There’s a long tail of image values, but at a glance, even whitelisting a single domain – collections.mcny.org – would cover a third of the occurrences of this key, and wikipedia.org/wikimedia.org would cover another third. That’s small enough for a simple regular expression. But I think this should be tracked in #583 or somewhere else #585. It’s independent of honoring the wikimedia_commons key, which is good for consistency with OSM too.

jeffreyameyer commented 10 months ago

Minh:

Automatically grabbing and displaying image URLs from anywhere on the Internet will inevitably lead to broken images, inappropriate images replacing the ones the mapper intended, privacy-invasive trackers on squatted sites, and even perhaps a security hole, since we apparently aren’t checking file types or even file extensions. At the very least, there should be a domain whitelist. It’s fine if someone needs to tag an image on a domain that isn’t whitelisting, for the purpose of citing sources, but we don’t have to showcase it in the inspector if so.

Dan:

I would prefer to just say all Inspector images come from Wikicommons and move on from there, assuming then that if folks post inappropriate content to Wikicommons and cite it at OHM then at least we have multiple angles where community correction is likely.

Photo linking is something we have, but haven't pushed too far on and I think the points about dead links and malicious files are worth planning around.

And, having first-rate support for Wikimedia Commons photo integration makes complete sense.

However, I think there are way too many other sources of historical photos that we would want to limit it to just Wikimedia Commons. I think the depth, quality, and most importantly - recency - of photos there are too limiting. And, it's sort of counter to the whole GLAM / Linked Data gestalt.

For example, here are some photo repositories from up in Seattle that would be fantastic to have people using: Museum of History and Industry - hosted at UW Seattle Public Library King County Historical Photos Seattle Then & Now Ballard Historical Society BA-KGROUND - another hobbyist site

There are other sites hosting pre-geolocated pictures we could leverage: From friend of OHM, Dan Vanderkam:

Then, of course, there's the Library of Congress & things like its Historic American Buildings Survey..

And... there are cases of unusual photographs, not posted on a hosting site, not found with reverse image search, that are still of interest. See the picture for Segedunum at the end of Hadrian's Wall. (url shortened... https://bit.ly/pl_89288... probably a very bad thing, but intended to save bits on an Internet Archive URL).

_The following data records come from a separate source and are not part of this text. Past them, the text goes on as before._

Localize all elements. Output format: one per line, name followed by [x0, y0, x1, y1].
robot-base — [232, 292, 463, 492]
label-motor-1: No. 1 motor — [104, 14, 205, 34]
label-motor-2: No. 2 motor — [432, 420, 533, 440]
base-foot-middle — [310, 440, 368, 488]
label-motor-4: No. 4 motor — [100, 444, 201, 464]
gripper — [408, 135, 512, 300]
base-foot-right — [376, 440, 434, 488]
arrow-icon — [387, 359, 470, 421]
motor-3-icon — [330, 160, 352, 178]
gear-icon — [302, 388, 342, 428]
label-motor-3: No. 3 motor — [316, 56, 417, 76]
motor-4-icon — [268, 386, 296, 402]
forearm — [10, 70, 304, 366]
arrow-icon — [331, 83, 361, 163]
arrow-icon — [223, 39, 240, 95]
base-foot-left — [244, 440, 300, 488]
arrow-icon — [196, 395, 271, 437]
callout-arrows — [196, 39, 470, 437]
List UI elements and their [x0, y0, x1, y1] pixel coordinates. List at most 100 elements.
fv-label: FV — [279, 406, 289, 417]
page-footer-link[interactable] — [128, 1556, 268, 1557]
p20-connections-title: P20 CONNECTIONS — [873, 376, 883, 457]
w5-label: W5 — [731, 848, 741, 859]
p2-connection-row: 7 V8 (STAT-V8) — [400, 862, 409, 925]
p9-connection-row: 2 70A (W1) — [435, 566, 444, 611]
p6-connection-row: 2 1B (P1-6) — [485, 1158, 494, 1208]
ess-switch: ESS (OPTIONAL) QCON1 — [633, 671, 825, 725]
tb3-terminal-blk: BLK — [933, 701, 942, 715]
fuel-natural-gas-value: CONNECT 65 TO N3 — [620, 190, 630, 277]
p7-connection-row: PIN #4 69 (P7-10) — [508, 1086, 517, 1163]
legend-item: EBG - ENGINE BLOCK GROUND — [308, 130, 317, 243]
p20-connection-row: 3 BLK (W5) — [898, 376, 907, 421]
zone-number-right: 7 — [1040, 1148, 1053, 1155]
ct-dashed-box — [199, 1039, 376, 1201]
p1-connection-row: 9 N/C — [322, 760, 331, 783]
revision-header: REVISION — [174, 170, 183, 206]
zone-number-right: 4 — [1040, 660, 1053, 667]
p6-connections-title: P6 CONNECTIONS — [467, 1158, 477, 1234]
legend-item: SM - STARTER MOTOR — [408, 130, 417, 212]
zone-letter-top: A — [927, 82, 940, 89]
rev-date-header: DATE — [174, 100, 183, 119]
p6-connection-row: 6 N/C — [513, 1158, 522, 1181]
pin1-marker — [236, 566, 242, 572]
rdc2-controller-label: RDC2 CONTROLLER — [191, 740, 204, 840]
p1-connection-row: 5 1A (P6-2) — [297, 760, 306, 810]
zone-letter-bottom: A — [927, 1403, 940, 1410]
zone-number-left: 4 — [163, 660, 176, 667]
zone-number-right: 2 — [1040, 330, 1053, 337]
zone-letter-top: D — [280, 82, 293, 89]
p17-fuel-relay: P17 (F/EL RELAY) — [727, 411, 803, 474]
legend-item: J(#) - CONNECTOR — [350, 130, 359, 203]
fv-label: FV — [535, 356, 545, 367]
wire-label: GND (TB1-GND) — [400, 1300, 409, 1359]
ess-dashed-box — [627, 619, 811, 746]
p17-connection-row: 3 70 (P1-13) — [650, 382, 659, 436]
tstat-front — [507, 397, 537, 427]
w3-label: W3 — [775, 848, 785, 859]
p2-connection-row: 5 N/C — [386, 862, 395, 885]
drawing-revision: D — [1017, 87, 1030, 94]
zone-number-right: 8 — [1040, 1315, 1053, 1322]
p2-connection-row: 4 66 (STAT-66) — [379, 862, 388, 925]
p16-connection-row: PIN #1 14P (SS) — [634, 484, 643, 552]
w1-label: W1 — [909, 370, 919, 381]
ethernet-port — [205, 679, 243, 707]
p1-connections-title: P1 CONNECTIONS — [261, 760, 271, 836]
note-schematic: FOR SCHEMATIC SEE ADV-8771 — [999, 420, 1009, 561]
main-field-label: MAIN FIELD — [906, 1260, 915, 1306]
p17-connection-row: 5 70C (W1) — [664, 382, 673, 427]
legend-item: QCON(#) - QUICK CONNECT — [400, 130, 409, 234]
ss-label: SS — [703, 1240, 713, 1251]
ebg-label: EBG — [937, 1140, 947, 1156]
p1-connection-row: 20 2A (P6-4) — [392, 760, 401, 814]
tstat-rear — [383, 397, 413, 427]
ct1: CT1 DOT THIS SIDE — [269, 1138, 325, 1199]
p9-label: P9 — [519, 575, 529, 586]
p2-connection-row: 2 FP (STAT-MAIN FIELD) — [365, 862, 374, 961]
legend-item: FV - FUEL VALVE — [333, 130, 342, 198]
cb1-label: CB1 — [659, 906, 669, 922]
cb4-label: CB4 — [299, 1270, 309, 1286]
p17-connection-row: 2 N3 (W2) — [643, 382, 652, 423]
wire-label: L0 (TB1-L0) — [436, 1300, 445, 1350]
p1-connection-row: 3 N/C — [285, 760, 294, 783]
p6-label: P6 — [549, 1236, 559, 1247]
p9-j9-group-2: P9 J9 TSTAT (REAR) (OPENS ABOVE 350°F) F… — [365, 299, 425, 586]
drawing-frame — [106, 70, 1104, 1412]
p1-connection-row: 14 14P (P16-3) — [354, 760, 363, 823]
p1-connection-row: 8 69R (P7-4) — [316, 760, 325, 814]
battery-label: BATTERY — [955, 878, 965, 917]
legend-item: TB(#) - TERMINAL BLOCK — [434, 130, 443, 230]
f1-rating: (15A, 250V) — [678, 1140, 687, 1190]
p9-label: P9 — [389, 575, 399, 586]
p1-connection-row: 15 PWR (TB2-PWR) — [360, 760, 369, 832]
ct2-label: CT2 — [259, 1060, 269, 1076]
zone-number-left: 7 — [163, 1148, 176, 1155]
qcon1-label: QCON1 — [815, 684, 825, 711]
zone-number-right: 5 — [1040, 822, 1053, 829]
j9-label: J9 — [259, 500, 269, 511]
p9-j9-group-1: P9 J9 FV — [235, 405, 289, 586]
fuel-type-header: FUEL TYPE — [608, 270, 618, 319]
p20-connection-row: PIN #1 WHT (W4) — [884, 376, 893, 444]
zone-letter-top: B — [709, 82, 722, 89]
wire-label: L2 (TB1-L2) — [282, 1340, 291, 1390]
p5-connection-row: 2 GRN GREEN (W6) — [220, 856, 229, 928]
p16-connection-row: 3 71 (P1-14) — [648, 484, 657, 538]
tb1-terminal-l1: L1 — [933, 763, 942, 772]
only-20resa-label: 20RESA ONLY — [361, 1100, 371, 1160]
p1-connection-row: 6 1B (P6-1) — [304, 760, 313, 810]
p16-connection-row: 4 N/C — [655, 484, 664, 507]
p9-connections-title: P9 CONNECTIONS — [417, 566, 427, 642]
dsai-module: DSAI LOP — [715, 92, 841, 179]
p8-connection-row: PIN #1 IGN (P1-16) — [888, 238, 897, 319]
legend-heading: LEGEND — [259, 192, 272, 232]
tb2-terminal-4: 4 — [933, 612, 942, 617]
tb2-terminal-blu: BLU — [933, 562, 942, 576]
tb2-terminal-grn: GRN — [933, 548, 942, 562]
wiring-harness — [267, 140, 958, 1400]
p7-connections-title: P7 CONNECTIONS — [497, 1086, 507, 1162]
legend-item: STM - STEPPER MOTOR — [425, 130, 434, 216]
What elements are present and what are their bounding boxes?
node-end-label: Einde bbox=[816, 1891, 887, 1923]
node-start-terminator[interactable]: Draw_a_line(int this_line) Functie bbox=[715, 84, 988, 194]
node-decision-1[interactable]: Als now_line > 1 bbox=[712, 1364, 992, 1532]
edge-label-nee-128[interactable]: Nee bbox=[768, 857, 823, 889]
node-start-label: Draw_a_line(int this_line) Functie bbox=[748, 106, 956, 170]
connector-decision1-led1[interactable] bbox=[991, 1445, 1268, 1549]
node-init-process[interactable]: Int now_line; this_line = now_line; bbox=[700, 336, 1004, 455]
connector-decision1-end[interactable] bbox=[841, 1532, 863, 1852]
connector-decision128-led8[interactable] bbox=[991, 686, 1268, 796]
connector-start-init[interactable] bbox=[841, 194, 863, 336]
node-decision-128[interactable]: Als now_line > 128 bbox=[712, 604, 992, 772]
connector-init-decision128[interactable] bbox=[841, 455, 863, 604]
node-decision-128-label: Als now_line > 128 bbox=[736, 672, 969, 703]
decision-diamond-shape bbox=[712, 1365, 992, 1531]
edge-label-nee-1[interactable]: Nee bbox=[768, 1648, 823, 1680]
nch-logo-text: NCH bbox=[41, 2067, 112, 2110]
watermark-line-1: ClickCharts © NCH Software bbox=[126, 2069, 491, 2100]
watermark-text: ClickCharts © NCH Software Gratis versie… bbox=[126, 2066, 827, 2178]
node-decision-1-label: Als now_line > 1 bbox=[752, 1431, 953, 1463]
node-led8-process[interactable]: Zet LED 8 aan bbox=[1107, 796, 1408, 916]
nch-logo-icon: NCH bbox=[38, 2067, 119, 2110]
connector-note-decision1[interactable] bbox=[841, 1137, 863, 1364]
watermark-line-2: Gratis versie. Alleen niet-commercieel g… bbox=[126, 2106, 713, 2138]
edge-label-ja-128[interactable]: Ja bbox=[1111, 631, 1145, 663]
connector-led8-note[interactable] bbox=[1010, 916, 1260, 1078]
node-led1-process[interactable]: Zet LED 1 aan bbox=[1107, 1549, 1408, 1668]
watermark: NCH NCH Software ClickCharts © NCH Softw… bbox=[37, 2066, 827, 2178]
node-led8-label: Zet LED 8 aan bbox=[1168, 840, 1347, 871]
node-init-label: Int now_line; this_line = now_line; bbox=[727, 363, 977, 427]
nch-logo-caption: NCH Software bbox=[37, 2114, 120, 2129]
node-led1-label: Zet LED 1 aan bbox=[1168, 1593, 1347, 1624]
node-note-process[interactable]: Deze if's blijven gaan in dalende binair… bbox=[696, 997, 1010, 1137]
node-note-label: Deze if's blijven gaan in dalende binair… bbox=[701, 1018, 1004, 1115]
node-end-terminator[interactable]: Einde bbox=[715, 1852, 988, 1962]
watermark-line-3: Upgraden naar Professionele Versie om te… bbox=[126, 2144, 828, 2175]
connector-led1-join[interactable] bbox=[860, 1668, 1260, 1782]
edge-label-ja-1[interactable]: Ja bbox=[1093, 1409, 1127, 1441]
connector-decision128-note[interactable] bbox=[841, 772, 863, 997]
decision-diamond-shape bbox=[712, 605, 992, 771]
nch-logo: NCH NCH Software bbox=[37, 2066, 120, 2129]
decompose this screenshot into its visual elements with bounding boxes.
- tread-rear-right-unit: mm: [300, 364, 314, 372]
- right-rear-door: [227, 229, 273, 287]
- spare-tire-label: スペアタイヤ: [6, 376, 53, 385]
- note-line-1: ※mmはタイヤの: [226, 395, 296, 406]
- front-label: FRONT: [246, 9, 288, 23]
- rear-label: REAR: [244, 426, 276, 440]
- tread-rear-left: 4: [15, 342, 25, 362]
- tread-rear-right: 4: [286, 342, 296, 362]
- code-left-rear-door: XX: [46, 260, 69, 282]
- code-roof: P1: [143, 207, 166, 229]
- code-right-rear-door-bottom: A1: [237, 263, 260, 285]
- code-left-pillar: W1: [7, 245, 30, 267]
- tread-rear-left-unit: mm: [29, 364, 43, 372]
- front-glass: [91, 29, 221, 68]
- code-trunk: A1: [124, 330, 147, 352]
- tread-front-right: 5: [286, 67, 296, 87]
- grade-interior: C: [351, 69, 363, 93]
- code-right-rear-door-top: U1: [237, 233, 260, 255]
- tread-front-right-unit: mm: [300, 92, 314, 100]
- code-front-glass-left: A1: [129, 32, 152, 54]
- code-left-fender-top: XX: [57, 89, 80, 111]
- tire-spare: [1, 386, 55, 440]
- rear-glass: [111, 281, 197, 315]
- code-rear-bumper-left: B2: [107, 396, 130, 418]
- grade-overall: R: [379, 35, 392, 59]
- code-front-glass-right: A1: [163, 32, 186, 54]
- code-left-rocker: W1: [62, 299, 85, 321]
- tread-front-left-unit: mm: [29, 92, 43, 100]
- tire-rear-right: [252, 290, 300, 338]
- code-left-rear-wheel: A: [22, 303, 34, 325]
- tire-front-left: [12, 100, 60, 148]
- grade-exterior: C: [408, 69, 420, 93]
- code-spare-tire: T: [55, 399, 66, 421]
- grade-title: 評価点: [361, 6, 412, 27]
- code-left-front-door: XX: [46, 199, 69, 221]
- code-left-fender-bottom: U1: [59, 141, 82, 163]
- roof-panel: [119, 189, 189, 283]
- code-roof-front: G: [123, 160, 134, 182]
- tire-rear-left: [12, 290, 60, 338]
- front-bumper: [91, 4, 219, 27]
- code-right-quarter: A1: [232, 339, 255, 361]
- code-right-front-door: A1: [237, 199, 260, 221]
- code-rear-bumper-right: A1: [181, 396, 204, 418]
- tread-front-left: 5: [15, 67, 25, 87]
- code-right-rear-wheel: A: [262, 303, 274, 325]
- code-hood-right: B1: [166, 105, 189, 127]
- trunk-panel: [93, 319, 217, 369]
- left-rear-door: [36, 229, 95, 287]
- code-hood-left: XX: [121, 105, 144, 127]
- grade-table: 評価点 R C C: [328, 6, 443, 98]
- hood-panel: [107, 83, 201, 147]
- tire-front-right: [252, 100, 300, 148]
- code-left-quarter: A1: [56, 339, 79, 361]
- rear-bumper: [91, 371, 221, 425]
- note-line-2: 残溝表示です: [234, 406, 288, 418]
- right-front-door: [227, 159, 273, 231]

We could go on here, but I think it's clear that the vast majority of interesting historical photos available on the Internet are outside of Wikimedia, even though that's contrary to what taginfo tells us right now. Hard-limiting image tagging to just what's on Wikimedia really restricts the creativity of mappers who want to put in the work. It will also limit our ability to demo stuff to potential picture partners. And... it's solving a problem I'm not sure we have quite yet.

1ec5 commented 10 months ago

Let’s please keep this ticket on topic, about showing Commons images. Any discussion about not showing an image should go in #583 or another issue #585.

1ec5 commented 10 months ago

Commons has a system of keeping track of images used on OSM and the OSM Wiki so that administrators know to keep a redirect around when renaming an image and avoid breaking images on OSM without a good reason. If we migrate Commons-hosted images to the wikimedia_commons tag, this system can easily be extended to OHM.

1ec5 commented 10 months ago

I spun out #585 to discuss the whitelist proposal specifically.